2 entry daha
  • 30 mayıs 2016 tarihli yazısı.
    yaralı

    bazı durumlar vardır ki insan ne yazacağını bilemez, zorlanır. sen ne dersen de, karşındakilerin anlamak için en ufak bir çaba göstermedikleri zamanlar olur. anlattıklarının hiçbir şeyi değiştirmeyeceğini bilsen de konuşursun, adeta sözler aracılığıyla çırpınırsın… seni asla anlamak istemeyenler olduğunu bile bile devam edersin ancak boşluğa konuşurken bilirsin ki aslında söylenen bir şey de yoktur!

    benim için böyle zor anların başında, televizyonların çatışmalarda yaralanan askerleri anlatırken kullandıkları “dil” gelir. her defasında büyük bir çelişki yaşarım; haber bültenlerinde konuşan spikerleri dinleyince. öyle soğuk bir ses tonuyla, öylesine kusursuz bir türkçeyle okunur ki şehit haberleri ve yaralılar sanırsınız ki bir aspirin alsa iyileşecek o kahramanlar.

    “çıkan çatışmada şu kadar asker yaralandı!” der mesela sunucu. izleyici olarak sana sadece “rakama” odaklanmak düşer. aklında zaten iki kelime kalsın isterler “sayı” ve “yaralı”; hepsi o kadar. oysa yaralananın bir adı vardır ama sen bilmezsin. yaralanın bir ailesi vardır; düşünmezsin. belki sevdiği kadının adını sol koluna yazmıştır ve kopan kolunu değil de sevdiğinin ismini arıyordur kolunun boşluğunda; haberdar olmazsın. sunucu konuşur, sen de kelimeleri duyar ve geçersin.
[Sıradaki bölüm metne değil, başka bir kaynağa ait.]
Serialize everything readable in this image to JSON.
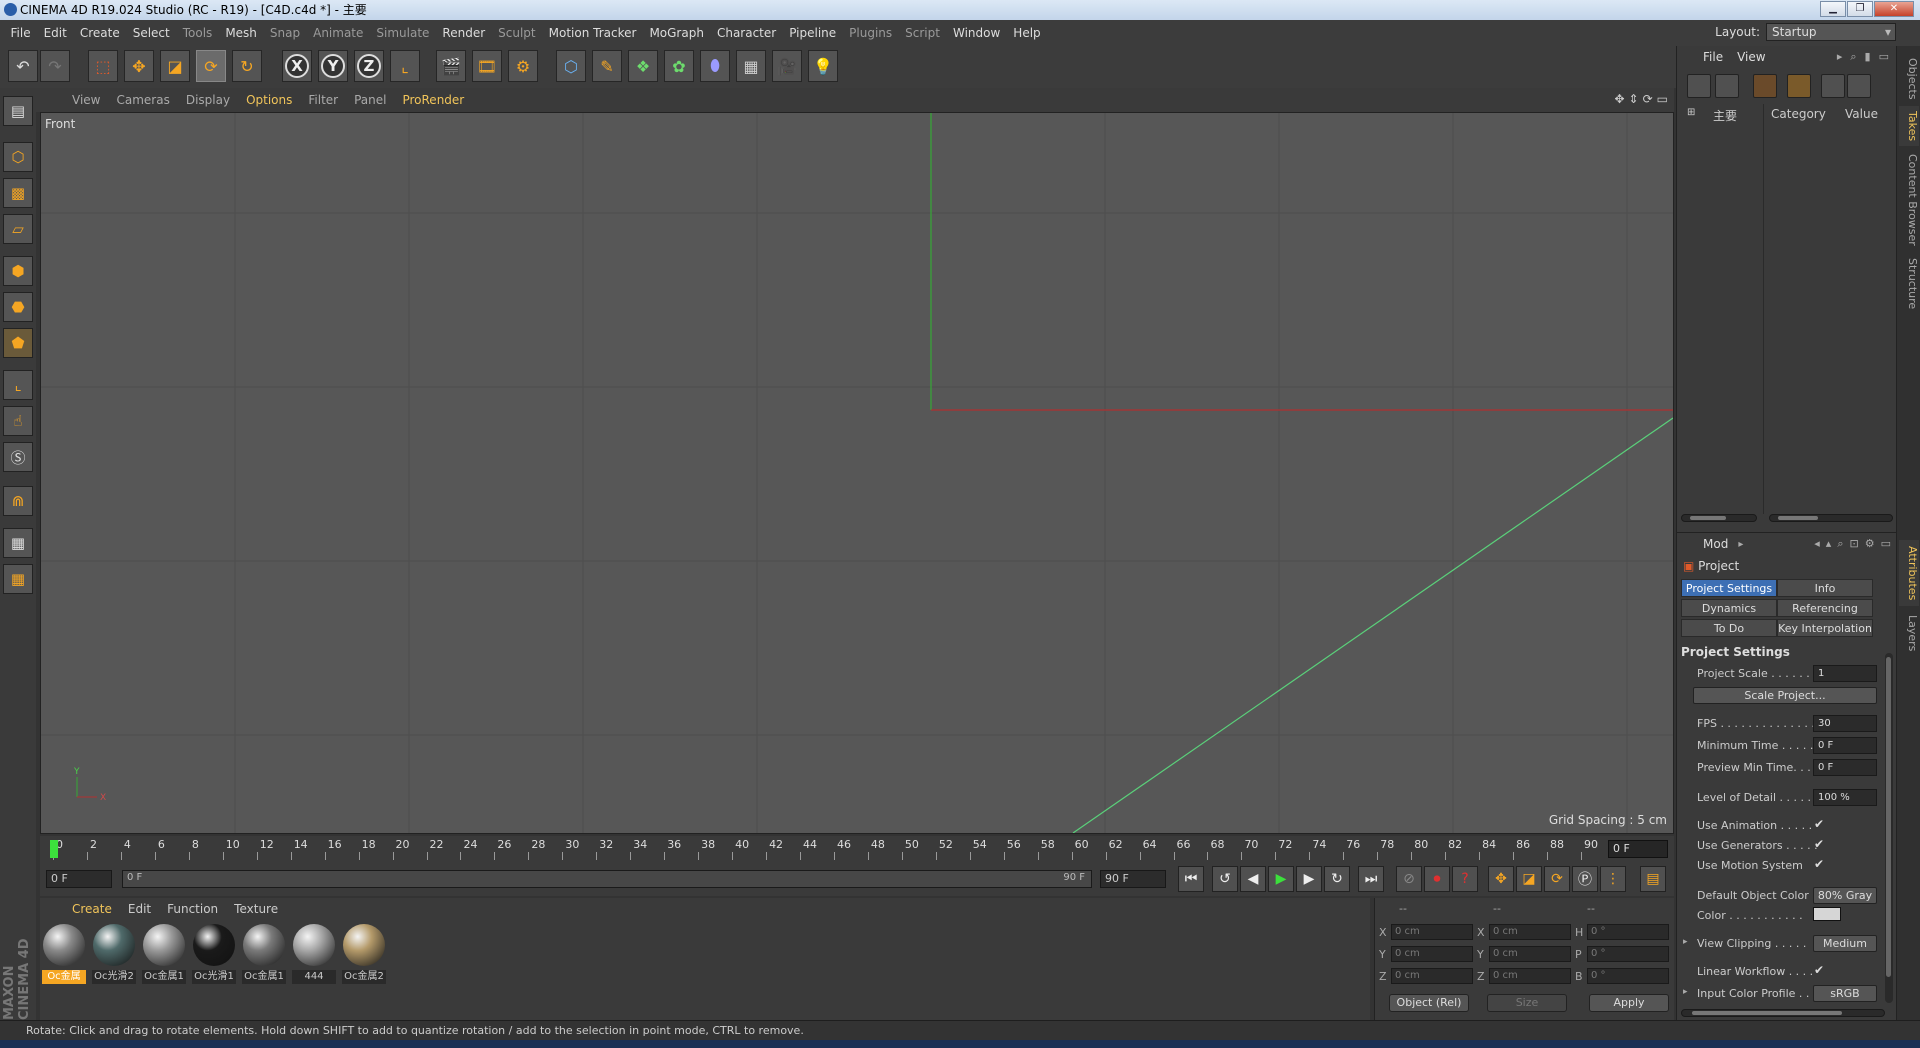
{
  "window": {
    "title": "CINEMA 4D R19.024 Studio (RC - R19) - [C4D.c4d *] - 主要",
    "btn_min": "▁",
    "btn_max": "❐",
    "btn_close": "✕"
  },
  "menu": [
    "File",
    "Edit",
    "Create",
    "Select",
    "Tools",
    "Mesh",
    "Snap",
    "Animate",
    "Simulate",
    "Render",
    "Sculpt",
    "Motion Tracker",
    "MoGraph",
    "Character",
    "Pipeline",
    "Plugins",
    "Script",
    "Window",
    "Help"
  ],
  "layout": {
    "label": "Layout:",
    "value": "Startup"
  },
  "toolbar": {
    "axis_x": "X",
    "axis_y": "Y",
    "axis_z": "Z"
  },
  "viewport_menu": [
    "View",
    "Cameras",
    "Display",
    "Options",
    "Filter",
    "Panel",
    "ProRender"
  ],
  "viewport": {
    "label": "Front",
    "grid_spacing": "Grid Spacing : 5 cm",
    "axis_y": "Y",
    "axis_x": "X"
  },
  "timeline": {
    "ticks": [
      "0",
      "2",
      "4",
      "6",
      "8",
      "10",
      "12",
      "14",
      "16",
      "18",
      "20",
      "22",
      "24",
      "26",
      "28",
      "30",
      "32",
      "34",
      "36",
      "38",
      "40",
      "42",
      "44",
      "46",
      "48",
      "50",
      "52",
      "54",
      "56",
      "58",
      "60",
      "62",
      "64",
      "66",
      "68",
      "70",
      "72",
      "74",
      "76",
      "78",
      "80",
      "82",
      "84",
      "86",
      "88",
      "90"
    ],
    "current_frame": "0 F"
  },
  "transport": {
    "start": "0 F",
    "slider_left": "0 F",
    "slider_right": "90 F",
    "end": "90 F"
  },
  "materials_menu": [
    "Create",
    "Edit",
    "Function",
    "Texture"
  ],
  "materials": [
    {
      "name": "Oc金属",
      "color": "#8a8a8a"
    },
    {
      "name": "Oc光滑2",
      "color": "#4f6a6a"
    },
    {
      "name": "Oc金属1",
      "color": "#9a9a9a"
    },
    {
      "name": "Oc光滑1",
      "color": "#1a1a1a"
    },
    {
      "name": "Oc金属1",
      "color": "#7a7a7a"
    },
    {
      "name": "444",
      "color": "#a8a8a8"
    },
    {
      "name": "Oc金属2",
      "color": "#b49a6a"
    }
  ],
  "coords": {
    "dashes": [
      "--",
      "--",
      "--"
    ],
    "labels": [
      "X",
      "Y",
      "Z",
      "X",
      "Y",
      "Z",
      "H",
      "P",
      "B"
    ],
    "pos": [
      "0 cm",
      "0 cm",
      "0 cm"
    ],
    "size": [
      "0 cm",
      "0 cm",
      "0 cm"
    ],
    "rot": [
      "0 °",
      "0 °",
      "0 °"
    ],
    "mode": "Object (Rel)",
    "size_mode": "Size",
    "apply": "Apply"
  },
  "objects_panel": {
    "menu": [
      "File",
      "View"
    ],
    "take_main": "主要",
    "col_category": "Category",
    "col_value": "Value"
  },
  "side_tabs": [
    "Objects",
    "Takes",
    "Content Browser",
    "Structure",
    "Attributes",
    "Layers"
  ],
  "attributes": {
    "menu": "Mod",
    "object": "Project",
    "tabs": [
      "Project Settings",
      "Info",
      "Dynamics",
      "Referencing",
      "To Do",
      "Key Interpolation"
    ],
    "section": "Project Settings",
    "project_scale_label": "Project Scale . . . . . .",
    "project_scale_value": "1",
    "scale_project_btn": "Scale Project...",
    "fps_label": "FPS . . . . . . . . . . . . . .",
    "fps_value": "30",
    "min_time_label": "Minimum Time . . . . .",
    "min_time_value": "0 F",
    "preview_min_label": "Preview Min Time. . .",
    "preview_min_value": "0 F",
    "lod_label": "Level of Detail . . . . .",
    "lod_value": "100 %",
    "use_anim_label": "Use Animation . . . . .",
    "use_gen_label": "Use Generators . . . . .",
    "use_motion_label": "Use Motion System",
    "def_color_label": "Default Object Color",
    "def_color_value": "80% Gray",
    "color_label": "Color . . . . . . . . . . .",
    "view_clip_label": "View Clipping . . . . .",
    "view_clip_value": "Medium",
    "linear_label": "Linear Workflow . . . .",
    "input_profile_label": "Input Color Profile . . .",
    "input_profile_value": "sRGB",
    "check": "✔"
  },
  "status": "Rotate: Click and drag to rotate elements. Hold down SHIFT to add to quantize rotation / add to the selection in point mode, CTRL to remove."
}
    oysa yeni tanımlar bulmak gerekir belki. yaralanmak yerine başka bir şey demek, belki yaşanan şeyin mutfakta elma soyarken parmağın kesilmesi gibi olmadığını işaret edecek bir şey bulmak gerekli.

    “yaralandı!”
    sahi ne demek sizce bu?
    “çıkan çatışmada 5 kişi yaralandı!”
    "el yapımı bombanın patlaması sonucu 10 asker yaralandı!"
    ne demek bu yaralanmak?

    birkaç örnek verelim madem yakın zamandan:

    24.02.2016 tarihinde yüksekova’da uzaktan kumandalı eyp’nin (el yapımı patlayıcı) patlatılması sonucunda yaralanan askerimizin durumu: “her iki bacakta hem diz üstü, hem de diz altı parçalı kırık, doku kaybı. sol bacak diz altı ampütasyon. bilinç kapalı. yaralı solunum destek cihazına bağlı. genel durumu: kötü.”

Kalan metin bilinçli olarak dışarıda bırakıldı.